Я прекрасно видел его синий пиджак и белые отвороты рубашки, безукоризненный пробор и выдающийся подбородок, над которым равнодушно торчала трубочка, распространявшая тонкий аромат кепстена. Вместе с тем и сэр Генри и я были нераздельным единым живой боли, которая гнездилась у меня в ухе. И самое ухо стало раскрытым окном буфета искусственных минеральных вод, в глубине которого, мелькая, свистели ремни, шипели машины, тонко гудело динамо и горела лампочка. А сэр Генри сидел на подоконнике, свесив ноги в лиловых чулках, и, презрительно пуская мне в лицо голубые кольца дыма, заглядывая в толстую книгу, зубрил органическую химию. Вероятно, он готовился к экзамену. Его поведение показалось мне оскорбительным.

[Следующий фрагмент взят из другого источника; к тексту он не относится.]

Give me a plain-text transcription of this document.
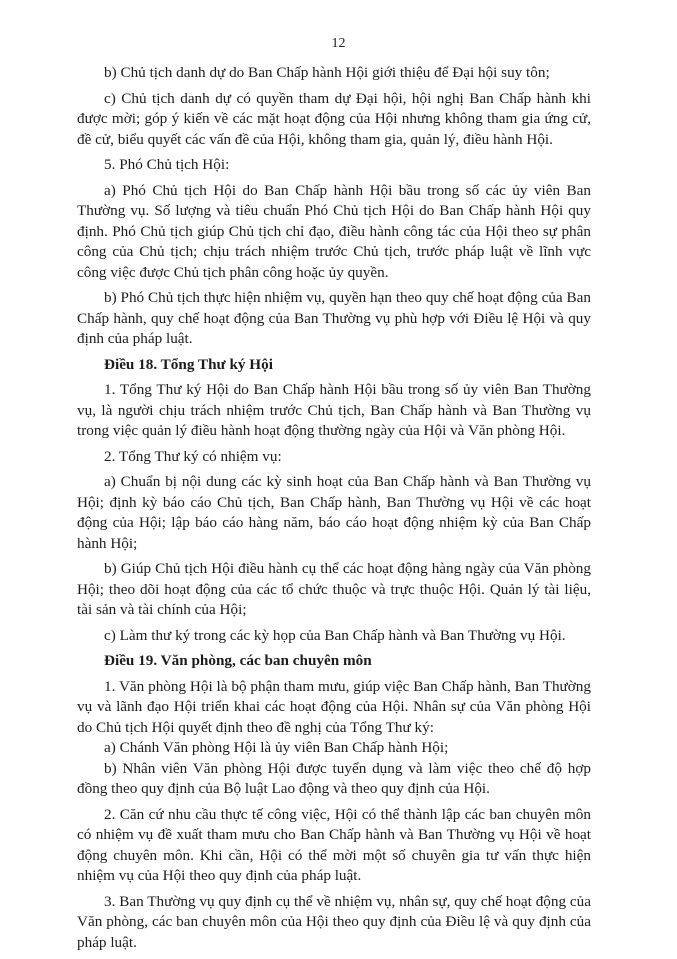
12

b) Chủ tịch danh dự do Ban Chấp hành Hội giới thiệu để Đại hội suy tôn;

c) Chủ tịch danh dự có quyền tham dự Đại hội, hội nghị Ban Chấp hành khi được mời; góp ý kiến về các mặt hoạt động của Hội nhưng không tham gia ứng cử, đề cử, biểu quyết các vấn đề của Hội, không tham gia, quản lý, điều hành Hội.

5. Phó Chủ tịch Hội:

a) Phó Chủ tịch Hội do Ban Chấp hành Hội bầu trong số các ủy viên Ban Thường vụ. Số lượng và tiêu chuẩn Phó Chủ tịch Hội do Ban Chấp hành Hội quy định. Phó Chủ tịch giúp Chủ tịch chỉ đạo, điều hành công tác của Hội theo sự phân công của Chủ tịch; chịu trách nhiệm trước Chủ tịch, trước pháp luật về lĩnh vực công việc được Chủ tịch phân công hoặc ủy quyền.

b) Phó Chủ tịch thực hiện nhiệm vụ, quyền hạn theo quy chế hoạt động của Ban Chấp hành, quy chế hoạt động của Ban Thường vụ phù hợp với Điều lệ Hội và quy định của pháp luật.

Điều 18. Tổng Thư ký Hội

1. Tổng Thư ký Hội do Ban Chấp hành Hội bầu trong số ủy viên Ban Thường vụ, là người chịu trách nhiệm trước Chủ tịch, Ban Chấp hành và Ban Thường vụ trong việc quản lý điều hành hoạt động thường ngày của Hội và Văn phòng Hội.

2. Tổng Thư ký có nhiệm vụ:

a) Chuẩn bị nội dung các kỳ sinh hoạt của Ban Chấp hành và Ban Thường vụ Hội; định kỳ báo cáo Chủ tịch, Ban Chấp hành, Ban Thường vụ Hội về các hoạt động của Hội; lập báo cáo hàng năm, báo cáo hoạt động nhiệm kỳ của Ban Chấp hành Hội;

b) Giúp Chủ tịch Hội điều hành cụ thể các hoạt động hàng ngày của Văn phòng Hội; theo dõi hoạt động của các tổ chức thuộc và trực thuộc Hội. Quản lý tài liệu, tài sản và tài chính của Hội;

c) Làm thư ký trong các kỳ họp của Ban Chấp hành và Ban Thường vụ Hội.

Điều 19. Văn phòng, các ban chuyên môn

1. Văn phòng Hội là bộ phận tham mưu, giúp việc Ban Chấp hành, Ban Thường vụ và lãnh đạo Hội triển khai các hoạt động của Hội. Nhân sự của Văn phòng Hội do Chủ tịch Hội quyết định theo đề nghị của Tổng Thư ký:

a) Chánh Văn phòng Hội là ủy viên Ban Chấp hành Hội;

b) Nhân viên Văn phòng Hội được tuyển dụng và làm việc theo chế độ hợp đồng theo quy định của Bộ luật Lao động và theo quy định của Hội.

2. Căn cứ nhu cầu thực tế công việc, Hội có thể thành lập các ban chuyên môn có nhiệm vụ đề xuất tham mưu cho Ban Chấp hành và Ban Thường vụ Hội về hoạt động chuyên môn. Khi cần, Hội có thể mời một số chuyên gia tư vấn thực hiện nhiệm vụ của Hội theo quy định của pháp luật.

3. Ban Thường vụ quy định cụ thể về nhiệm vụ, nhân sự, quy chế hoạt động của Văn phòng, các ban chuyên môn của Hội theo quy định của Điều lệ và quy định của pháp luật.
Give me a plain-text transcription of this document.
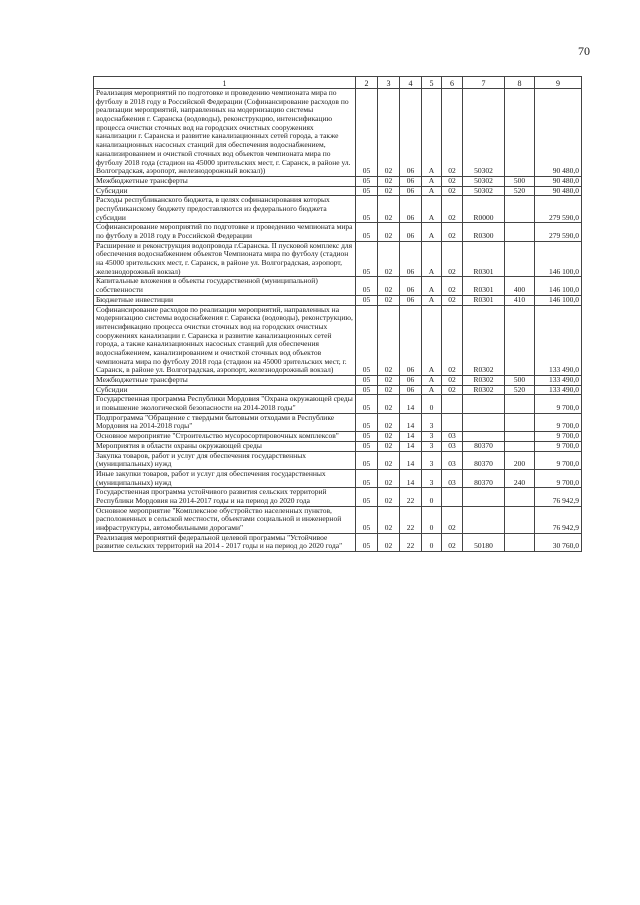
70
1	2	3	4	5	6	7	8	9
Реализация мероприятий по подготовке и проведению чемпионата мира по футболу в 2018 году в Российской Федерации (Софинансирование расходов по реализации мероприятий, направленных на модернизацию системы водоснабжения г. Саранска (водоводы), реконструкцию, интенсификацию процесса очистки сточных вод на городских очистных сооружениях канализации г. Саранска и развитие канализационных сетей города, а также канализационных насосных станций для обеспечения водоснабжением, канализированием и очисткой сточных вод объектов чемпионата мира по футболу 2018 года (стадион на 45000 зрительских мест, г. Саранск, в районе ул. Волгоградская, аэропорт, железнодорожный вокзал))	05	02	06	А	02	50302		90 480,0
Межбюджетные трансферты	05	02	06	А	02	50302	500	90 480,0
Субсидии	05	02	06	А	02	50302	520	90 480,0
Расходы республиканского бюджета, в целях софинансирования которых республиканскому бюджету предоставляются из федерального бюджета субсидии	05	02	06	А	02	R0000		279 590,0
Софинансирование мероприятий по подготовке и проведению чемпионата мира по футболу в 2018 году в Российской Федерации	05	02	06	А	02	R0300		279 590,0
Расширение и реконструкция водопровода г.Саранска. II пусковой комплекс для обеспечения водоснабжением объектов Чемпионата мира по футболу (стадион на 45000 зрительских мест, г. Саранск, в районе ул. Волгоградская, аэропорт, железнодорожный вокзал)	05	02	06	А	02	R0301		146 100,0
Капитальные вложения в объекты государственной (муниципальной) собственности	05	02	06	А	02	R0301	400	146 100,0
Бюджетные инвестиции	05	02	06	А	02	R0301	410	146 100,0
Софинансирование расходов по реализации мероприятий, направленных на модернизацию системы водоснабжения г. Саранска (водоводы), реконструкцию, интенсификацию процесса очистки сточных вод на городских очистных сооружениях канализации г. Саранска и развитие канализационных сетей города, а также канализационных насосных станций для обеспечения водоснабжением, канализированием и очисткой сточных вод объектов чемпионата мира по футболу 2018 года (стадион на 45000 зрительских мест, г. Саранск, в районе ул. Волгоградская, аэропорт, железнодорожный вокзал)	05	02	06	А	02	R0302		133 490,0
Межбюджетные трансферты	05	02	06	А	02	R0302	500	133 490,0
Субсидии	05	02	06	А	02	R0302	520	133 490,0
Государственная программа Республики Мордовия "Охрана окружающей среды и повышение экологической безопасности на 2014-2018 годы"	05	02	14	0				9 700,0
Подпрограмма "Обращение с твердыми бытовыми отходами в Республике Мордовия на 2014-2018 годы"	05	02	14	3				9 700,0
Основное мероприятие "Строительство мусоросортировочных комплексов"	05	02	14	3	03			9 700,0
Мероприятия в области охраны окружающей среды	05	02	14	3	03	80370		9 700,0
Закупка товаров, работ и услуг для обеспечения государственных (муниципальных) нужд	05	02	14	3	03	80370	200	9 700,0
Иные закупки товаров, работ и услуг для обеспечения государственных (муниципальных) нужд	05	02	14	3	03	80370	240	9 700,0
Государственная программа устойчивого развития сельских территорий Республики Мордовия на 2014-2017 годы и на период до 2020 года	05	02	22	0				76 942,9
Основное мероприятие "Комплексное обустройство населенных пунктов, расположенных в сельской местности, объектами социальной и инженерной инфраструктуры, автомобильными дорогами"	05	02	22	0	02			76 942,9
Реализация мероприятий федеральной целевой программы "Устойчивое развитие сельских территорий на 2014 - 2017 годы и на период до 2020 года"	05	02	22	0	02	50180		30 760,0
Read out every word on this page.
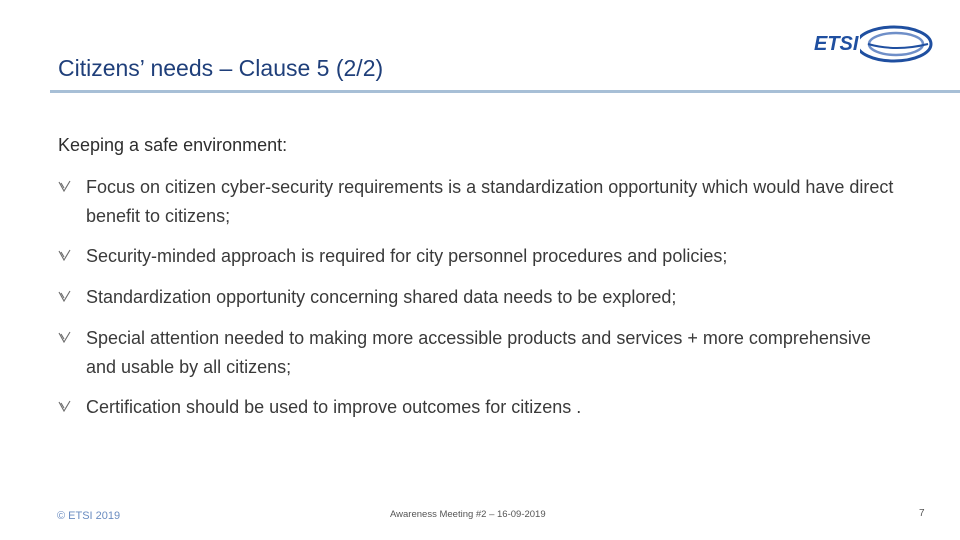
Citizens’ needs – Clause 5 (2/2)
ETSI
Keeping a safe environment:
Focus on citizen cyber-security requirements is a standardization opportunity which would have direct benefit to citizens;
Security-minded approach is required for city personnel procedures and policies;
Standardization opportunity concerning shared data needs to be explored;
Special attention needed to making more accessible products and services + more comprehensive and usable by all citizens;
Certification should be used to improve outcomes for citizens .
© ETSI 2019	Awareness Meeting #2 – 16-09-2019	7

- Сэр,- сказал я, не вполне владея синтаксисом,- будучи мною самим, вам бы следовало быть более воспитанным. Я не переношу табачного дыма. Кроме того, прошу заметить, что англичане должны уважать русских.

- Хорошо, коллега, не волнуйтесь,- ответил сэр Генри в сторону.Сейчас мы это всё исправим. У вас ничего не болит?

- Конечно, болит, сэр. Ведь вы же и есть эта проклятая боль, которая, как крыса, копошится в моём ухе. Надеюсь, вам это должно быть известно лучше, чем мне.

- Ладно, сейчас увидим.

И не успел я ответить, как сэр Генри ловко соскочил с подоконника и, оказавшись в глубине буфета, стал что-то делать среди мельканий, шипенья и гуда. От его движений шум становился сильнее, машины одна за другой лопались, и боль красной нитью накручивалась на зубчатые колеса, заставляя меня стонать и молить о пощаде. Потом опять заблестела весёлая летняя зелень, и чистенькие школьники в пелеринах и беретах с красными помпонами и карманами, набитыми жареными каштанами, высыпали на подстриженную лужайку и столпились у окна, где опять как ни в чём не бывало сидел сэр Генри с книгой.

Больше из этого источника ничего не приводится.